DNA polymerase can’t extend to continue replication

Question 35

How do eukaryotic cells deal with the overhang caused by the lack of RNA primer at the very end of the DNA strand (meaning DNA polymerase can’t synthesise the full DNA stand)?

Answer 35

The enzyme telomerase adds a TTAGGG repeat to the end of the DNA sequence which compensates for the lack of RNA primer

This DNA polymerase can then polymerise the gap that hasnt yet been synthesised.

This stops the DNA strand from shortening.

Question 36

What are telomerases? And what they do?

Answer 36

These are a hybrid between RNA and proteins

They are a ribonucleotide protein

They act as a template for telomere repeat sequences to bind to.

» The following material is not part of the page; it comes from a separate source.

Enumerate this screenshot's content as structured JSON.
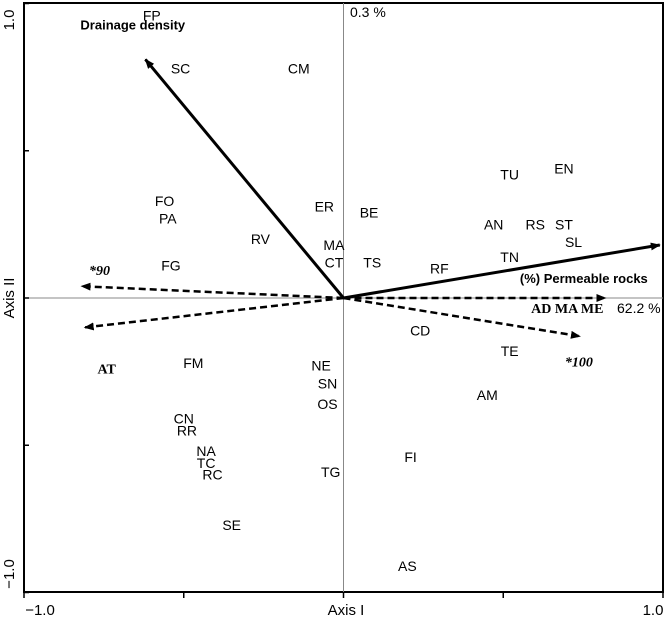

Called a telomerase shuffle.

Question 37

What is the telomere repeat sequence and what is the complement? And what can we notice from the complement?

Answer 37

Sequence is TTAGGG repeat is AAUCCCAAU

Note the complement has had 3 more nucleotides added. Meaning another telomere repeat has to be added

This happens for up to 200 nucleotides. Is telomere elongation stops valuable DNA from being lost.

Question 38

Again what does temporal separation, so initiation of DNA rep in G1 and S phase, allow?

Answer 38

Ensures DNA replication occurs exactly once per cell cycle.